Mr. Ambachtsheer also said that while the existing Alberta Investment Management Co. would likely invest the money, the plan would still have new administrative expenses to maintain member records and make payments. Alberta Pension Services Corp., serving about 375,000 public-sector employees, has an annual cost per plan member of $175. Even at half that cost, an Alberta Pension Plan would cost Albertans more than $260-million a year to administer, he said.
Mr. Kenney has said AIMCO will manage plan assets “at arm’s length,” as its legislation requires, but Mr. Ambachtsheer says a new Alberta Pension Plan “will require political decisions to be made regarding its investment policy." He noted there have been comments by Alberta politicians who argue the province’s pension plan should help support the oil and gas industry.

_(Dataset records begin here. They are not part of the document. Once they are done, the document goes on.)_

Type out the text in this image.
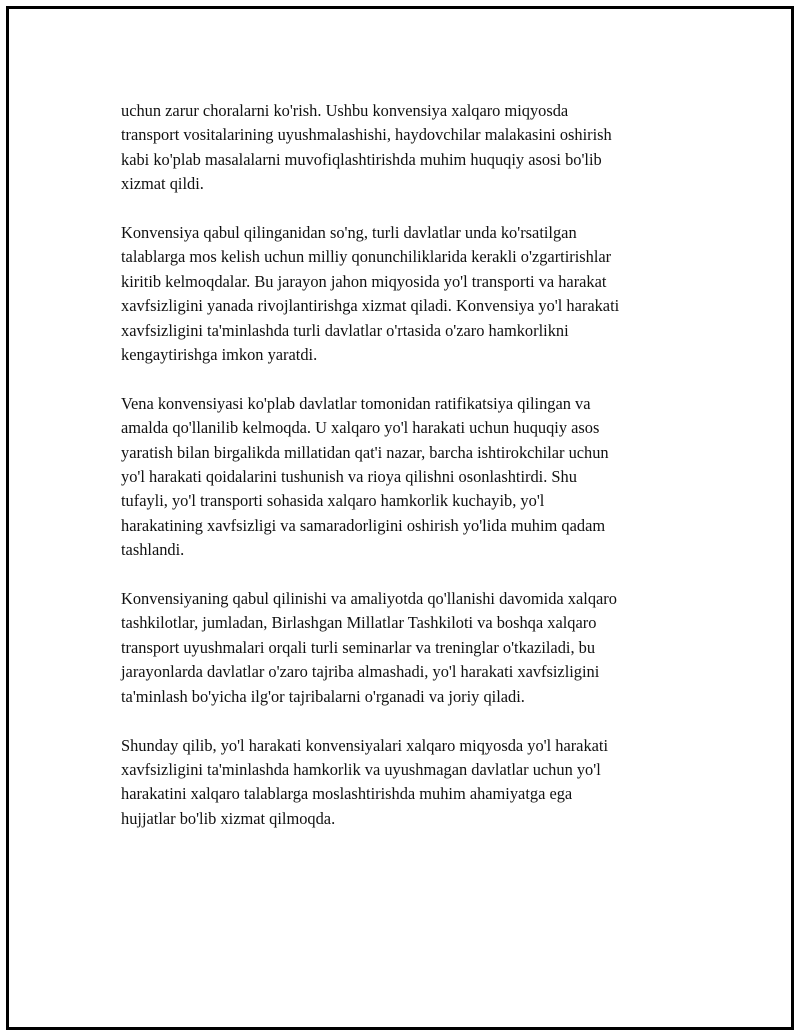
uchun zarur choralarni ko'rish. Ushbu konvensiya xalqaro miqyosda
transport vositalarining uyushmalashishi, haydovchilar malakasini oshirish
kabi ko'plab masalalarni muvofiqlashtirishda muhim huquqiy asosi bo'lib
xizmat qildi.

Konvensiya qabul qilinganidan so'ng, turli davlatlar unda ko'rsatilgan
talablarga mos kelish uchun milliy qonunchiliklarida kerakli o'zgartirishlar
kiritib kelmoqdalar. Bu jarayon jahon miqyosida yo'l transporti va harakat
xavfsizligini yanada rivojlantirishga xizmat qiladi. Konvensiya yo'l harakati
xavfsizligini ta'minlashda turli davlatlar o'rtasida o'zaro hamkorlikni
kengaytirishga imkon yaratdi.

Vena konvensiyasi ko'plab davlatlar tomonidan ratifikatsiya qilingan va
amalda qo'llanilib kelmoqda. U xalqaro yo'l harakati uchun huquqiy asos
yaratish bilan birgalikda millatidan qat'i nazar, barcha ishtirokchilar uchun
yo'l harakati qoidalarini tushunish va rioya qilishni osonlashtirdi. Shu
tufayli, yo'l transporti sohasida xalqaro hamkorlik kuchayib, yo'l
harakatining xavfsizligi va samaradorligini oshirish yo'lida muhim qadam
tashlandi.

Konvensiyaning qabul qilinishi va amaliyotda qo'llanishi davomida xalqaro
tashkilotlar, jumladan, Birlashgan Millatlar Tashkiloti va boshqa xalqaro
transport uyushmalari orqali turli seminarlar va treninglar o'tkaziladi, bu
jarayonlarda davlatlar o'zaro tajriba almashadi, yo'l harakati xavfsizligini
ta'minlash bo'yicha ilg'or tajribalarni o'rganadi va joriy qiladi.

Shunday qilib, yo'l harakati konvensiyalari xalqaro miqyosda yo'l harakati
xavfsizligini ta'minlashda hamkorlik va uyushmagan davlatlar uchun yo'l
harakatini xalqaro talablarga moslashtirishda muhim ahamiyatga ega
hujjatlar bo'lib xizmat qilmoqda.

Jerrica Goodwin, spokesperson for Alberta’s Minister of Finance, says the province’s Fair Deal Panel, which is broadly considering Alberta’s relations with the federal government, is working to complete its recommendations by March 31.
“We welcome all submissions to the Fair Deal Panel concerning the possible creation of an Alberta Pension Plan including Mr. Ambachtsheer’s. It is worth noting that there have been a variety of views expressed by experts on this topic, including those from the Fraser Institute, the C.D. Howe Institute and the Alberta Investment Management Corp., all of which highlighted potential benefits of an Alberta Pension Plan.”